Concurrent hyperfractionated radiotherapy and low-dose daily carboplatin and paclitaxel in patients with stage III non-small-cell lung cancer: long-term results of a phase II study.
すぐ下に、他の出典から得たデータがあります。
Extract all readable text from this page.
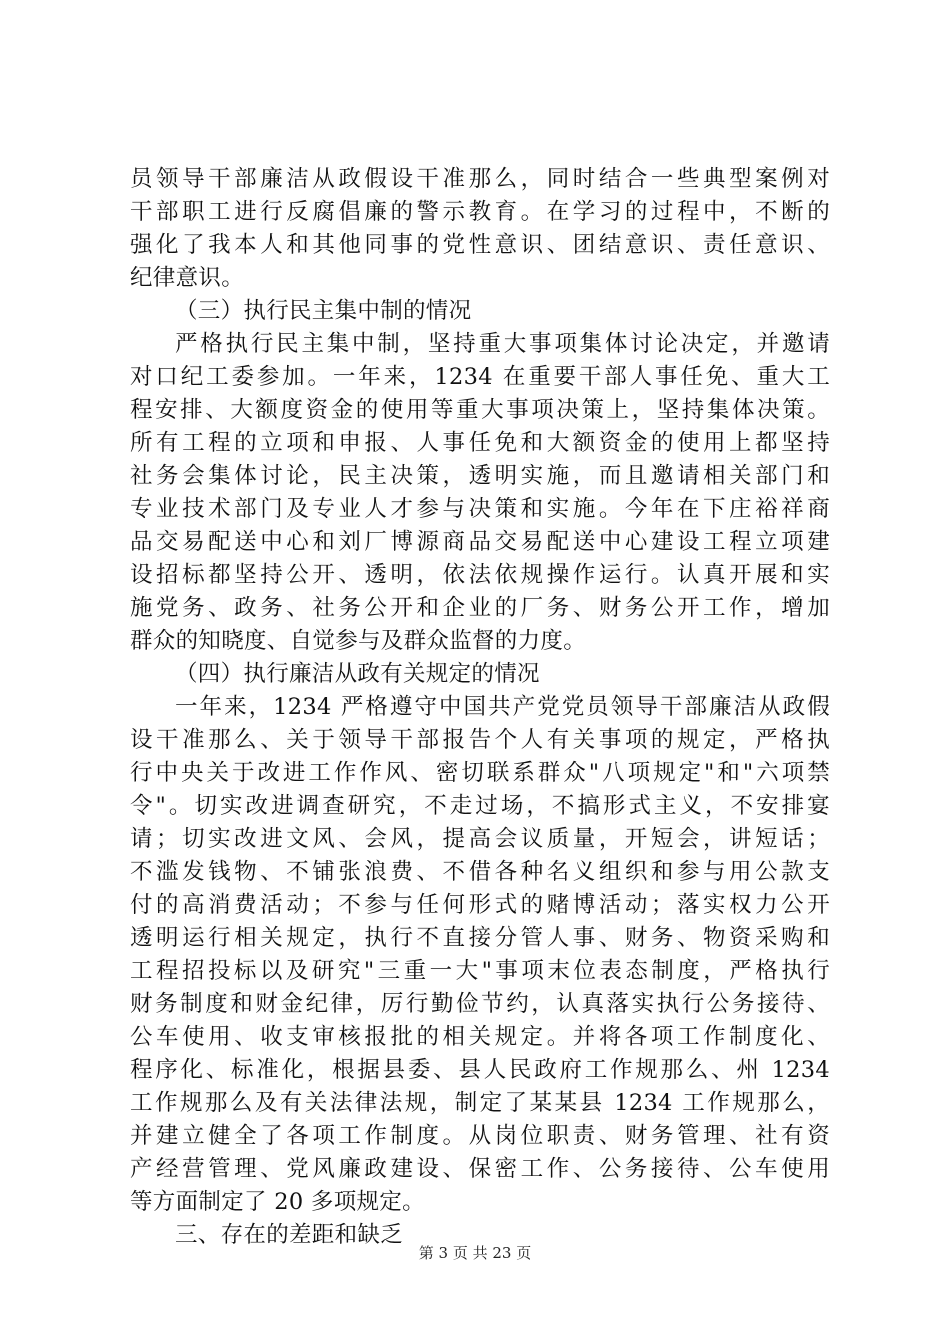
员领导干部廉洁从政假设干准那么，同时结合一些典型案例对
干部职工进行反腐倡廉的警示教育。在学习的过程中，不断的
强化了我本人和其他同事的党性意识、团结意识、责任意识、
纪律意识。
（三）执行民主集中制的情况
严格执行民主集中制，坚持重大事项集体讨论决定，并邀请
对口纪工委参加。一年来，1234 在重要干部人事任免、重大工
程安排、大额度资金的使用等重大事项决策上，坚持集体决策。
所有工程的立项和申报、人事任免和大额资金的使用上都坚持
社务会集体讨论，民主决策，透明实施，而且邀请相关部门和
专业技术部门及专业人才参与决策和实施。今年在下庄裕祥商
品交易配送中心和刘厂博源商品交易配送中心建设工程立项建
设招标都坚持公开、透明，依法依规操作运行。认真开展和实
施党务、政务、社务公开和企业的厂务、财务公开工作，增加
群众的知晓度、自觉参与及群众监督的力度。
（四）执行廉洁从政有关规定的情况
一年来，1234 严格遵守中国共产党党员领导干部廉洁从政假
设干准那么、关于领导干部报告个人有关事项的规定，严格执
行中央关于改进工作作风、密切联系群众"八项规定"和"六项禁
令"。切实改进调查研究，不走过场，不搞形式主义，不安排宴
请；切实改进文风、会风，提高会议质量，开短会，讲短话；
不滥发钱物、不铺张浪费、不借各种名义组织和参与用公款支
付的高消费活动；不参与任何形式的赌博活动；落实权力公开
透明运行相关规定，执行不直接分管人事、财务、物资采购和
工程招投标以及研究"三重一大"事项末位表态制度，严格执行
财务制度和财金纪律，厉行勤俭节约，认真落实执行公务接待、
公车使用、收支审核报批的相关规定。并将各项工作制度化、
程序化、标准化，根据县委、县人民政府工作规那么、州 1234
工作规那么及有关法律法规，制定了某某县 1234 工作规那么，
并建立健全了各项工作制度。从岗位职责、财务管理、社有资
产经营管理、党风廉政建设、保密工作、公务接待、公车使用
等方面制定了 20 多项规定。
三、存在的差距和缺乏
第 3 页 共 23 页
Jeremic B, Milicic B, Acimovic L, et al.
J Clin Oncol 23:1144-1151, 2005
3期非小細胞肺癌に対する化学放射線同時併用療法の2相試験(n=64)である。薬剤はカルボプラチン(25 mg/m2)とパクリタキセル(10 mg/m2)を連日投与し、放射線治療は1回1.3Gy、1日2回の過分割照射(67.6Gy/52回/5.2週)であった。照射野には縦隔を予防的に含み、三次元照射については規定されていなかった。
生存期間中央値は28ヶ月、5年生存率は26%であった。Grade 3以上の血液毒性が25%、食道炎が17%で、有害事象による7日以上の照射中断は11%であった。治療関連死は見られなかった。
解説:治療成績が良すぎる印象もあるが、放射線治療にウエイトを置いた治療方法が参考になると思い紹介した。
三次元照射により線量増加が広く試みられているが、通常分割では線量増加に伴い照射期間が延長することが局所制御の妨げとなりうる。照射期間短縮のために1回1.5Gy程度の加速過分割照射を用いた場合、欧米では食道炎の頻度が高いため、1回線量をmodifyした過分割照射が試みられたものと考えられる。本邦では食道炎の頻度が比較的低いが、有害事象が問題となる場合には、1回1.4Gyや1.3Gyも選択肢になりうると思われる。(1.3Gyでも照射期間が短縮することから加速過分割照射と呼べそうである。)
もうひとつは血液毒性が低いことからわかるように、化学療法の強度が抑えられていることである。このため照射中断の頻度が低く、放射線治療の効果を引き出すことが可能となっている。低い強度ではあるが、増感剤としての効果を生かすために連日投与という方法をとっている。本邦では強力な化学療法が併用されることが多く、照射中断により放射線の効果を不十分なものにしている可能性がある。化学療法と放射線治療の強度のバランスが大切であると考えられる。